In the modern world, beauty has even come to be opposed to that which is sexy. “Consumption and sexiness condition each other. The self that is based on sexual desire is a product of consumer capitalism…. The ideal of beauty evades consumption…. Sexiness is opposed to moral beauty or beauty of character. Morality, virtue and character have a specific temporality. They are based on duration, solidity and permanence…. Consumption and duration exclude each other…. The ideal consumer is a person without character.”


This wouldn’t be a Han book without a deep dive into Hegel. Han posits, “Central to Hegel’s aesthetics is the ‘concept’. It idealizes beauty and confers on it the brilliance of truth. Beauty results from the concept manifesting itself in the sensual, or ‘the Idea as the immediate unity of the Concept with its reality’…. No ‘aggregate’ is beautiful. Concepts take care that wholes do not disintegrate, or dissipate, into ‘heaps’…. The beautiful object is something over against the subject, something with which the subject develops a free relationship…. Only in the aesthetic relation with the object is the subject finally set free…. The beautiful object is an object over against the subject, in which any kind of dependance and compulsion has disappeared.” Hegel claims, “Thus the contemplation of beauty is of a liberal kind; it leaves objects alone as being inherently free and infinite; there is no wish to possess them or take advantage of them as useful for fulfilling finite needs and intentions.” Han continues, “Hegel’s aesthetic of beauty is an aesthetic of truth and freedom, which withdraws beauty from any form of consumption. Neither ‘truth’ nor the ‘concept’ can be consumed.

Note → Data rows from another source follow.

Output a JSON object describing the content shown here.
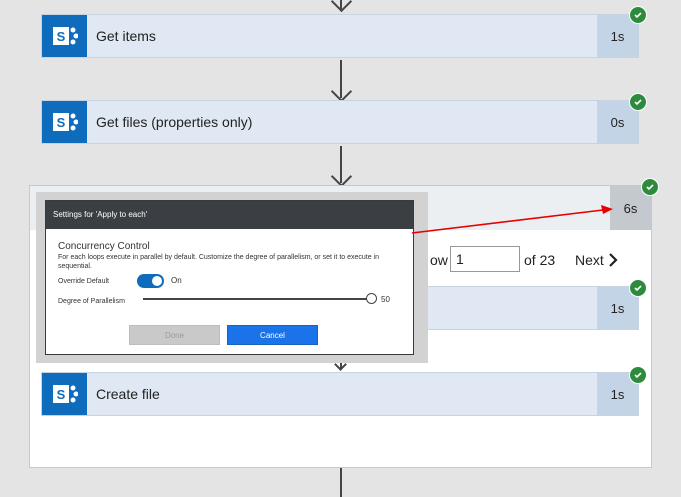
{
  "flow": {
    "get_items": {
      "title": "Get items",
      "duration": "1s"
    },
    "get_files": {
      "title": "Get files (properties only)",
      "duration": "0s"
    },
    "apply_to_each": {
      "duration": "6s"
    },
    "inner_action": {
      "duration": "1s"
    },
    "create_file": {
      "title": "Create file",
      "duration": "1s"
    }
  },
  "pager": {
    "prefix": "ow",
    "current": "1",
    "of_text": "of 23",
    "next_label": "Next"
  },
  "dialog": {
    "title": "Settings for 'Apply to each'",
    "section_title": "Concurrency Control",
    "description": "For each loops execute in parallel by default. Customize the degree of parallelism, or set it to execute in sequential.",
    "override_label": "Override Default",
    "toggle_state": "On",
    "parallelism_label": "Degree of Parallelism",
    "parallelism_value": "50",
    "parallelism_level": 1.0,
    "done_label": "Done",
    "cancel_label": "Cancel"
  },
  "icons": [
    "sharepoint-icon",
    "check-icon",
    "chevron-right-icon",
    "arrow-down-icon"
  ],
  "colors": {
    "accent": "#0f6cbd",
    "success": "#2e8b3d",
    "annotation_arrow": "#e60000"
  }
}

Beauty is an end in itself…. Consumption and beauty are mutually exclusive…. [Beauty] does not tempt you to enjoy or to possess it. Rather, it invites you to linger in contemplation…. Beauty as well as truth is something exclusive. Thus they do not occur often [haufig].”

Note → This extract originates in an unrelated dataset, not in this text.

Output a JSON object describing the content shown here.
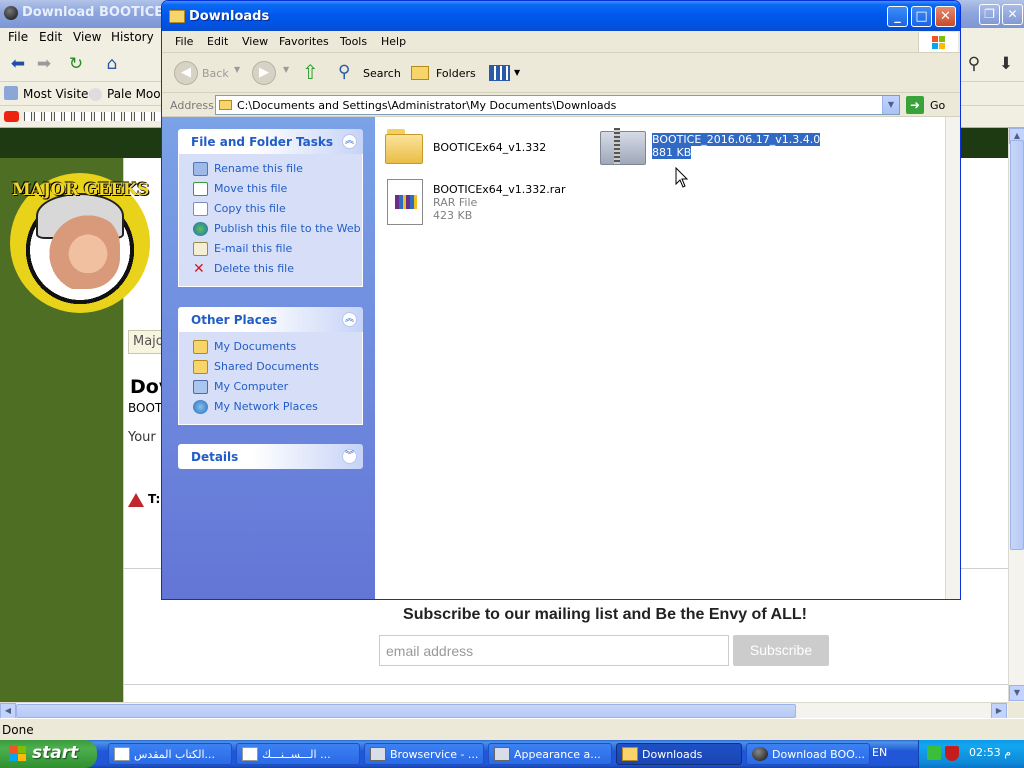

Han loves to linger. He critiques the modern world as one in which lingering has become verboten. We, moderns, are always in a rush: to do, to work, even to play. “Beauty itself actually invites us to linger; it is the will which stands in the way of contemplative lingering. But at the sight of beauty, willing retreats…. Beauty frees me from myself. The ego immerses itself in beauty. It rids itself of itself in the face of beauty.” Schopenhauer states, “Aesthetic pleasure in the beautiful consists to a large extent, in the fact that, when we enter the state of pure contemplation, we are raised for the moment above all willing, above all desires and cares; we are, so to speak, rid of ourselves.” Proust praises “the kind of beauty which infiltrates slowly, which we carry along with us almost unnoticed, and meet up with again in dreams.” Han concludes, “The experience of beauty as recollection evades consumption.”